Madeleine Gibert, responsable de la partie transition développement durable à la confédération CFE-CGC a alors proposé de nouvelles normes préventives afin d’inciter les dirigeants à se préoccuper de la sécurité mentale et physique de leurs employés. En effet, elle n’a pas manqué de rappeler que, dans les anciens CHSCT, n’importe quel projet pouvait se stopper lorsqu’il présentait un risque pour la santé d’un individu. Cependant, ils ont depuis disparu et il devient plus difficile de dénoncer des situations dangereuses. Le problème étant que les risques psychologiques vont s’accroitre avec le dérèglement climatique et qu’il semble nécessaire de réfléchir à des leviers d’actions en cas de problème.

( Si vous voulez en savoir plus au sujet des CHSCT, n’hésitez pas à aller voir cet article : https://lediag.net/2018/11/moins-delues-pour-faire-autant/ )

Infographie représentant le décalage entre les associations et les autres entités sur l’aspect environnemental.

Enfin, Emmanuelle Lavignac, représentante de la CGT, a également expliqué que la santé au travail implique nécessairement des questions de territoire.
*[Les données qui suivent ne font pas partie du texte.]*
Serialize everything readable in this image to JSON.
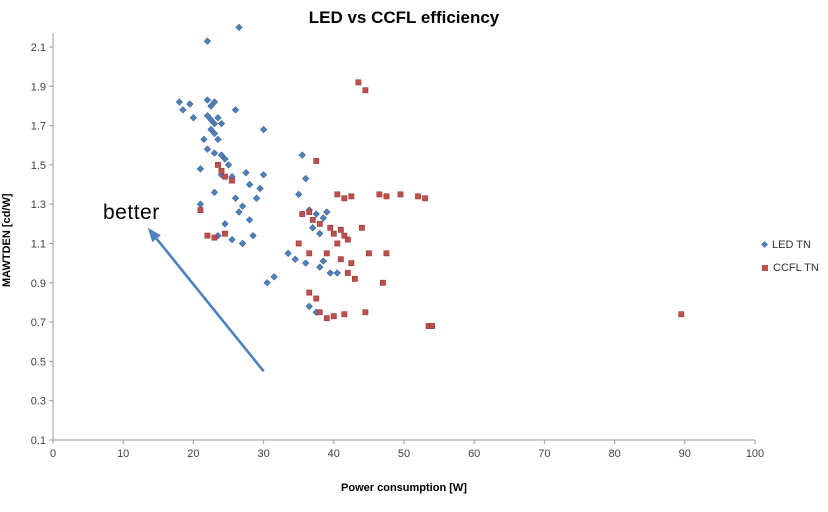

Par exemple, certaines entreprises auraient installé des alertes en cas de pic de pollution ou de chaleur afin de prévenir leurs employés avant qu’ils ne quittent leur domicile. Pour sensibiliser les entreprises, son organisation propose de s’appuyer sur le radar travail environnement.

Armand Blondeau, coprésident du printemps écologique, a alors rappelé qu’étant donné que nous passons beaucoup de temps sur notre lieu de travail, l’entreprise semble être le terrain adéquat quant à la mise en place de mesures de prévention à destination des salariés. Il est donc parfaitement logique que n’importe quel employeur favorise à son équipe un accès rapide auprès de professionnels de santé, lui permette de s’arrêter durant les heures chaudes et investisse dans des équipements supplémentaires. A ce propos, son organisation propose aussi un outil pour permettre aux salariés et représentant du personnel d’aborder ces sujets : il s’agit du diagnostic outil cse.

Pour finir, ils ont également introduit une notion qu’ils qualifient d’adaptation. A travers celle-ci, l’idée serait, une fois de plus, de mettre en place une série de mesures afin d’atténuer les effets néfastes du réchauffement terrestre. Cependant, ils ont tout de même précisé qu’augmenter la climatisation au sein des locaux ne figure pas parmi les bonnes résolutions : il s’agit là d’une mauvaise adaptation.

Tous acteurs

Ainsi, l’idée principale serait de devenir un véritable acteur sur le plan climatique, que ce soit pour les personnes en charge de la sécurité au travail, de la santé au travail, les employeurs, les organisations syndicales, la médecine du travail et, évidemment, le salarié lui-même. Il s’agit donc d’un travail collectif visant à prévenir ces nouveaux risques.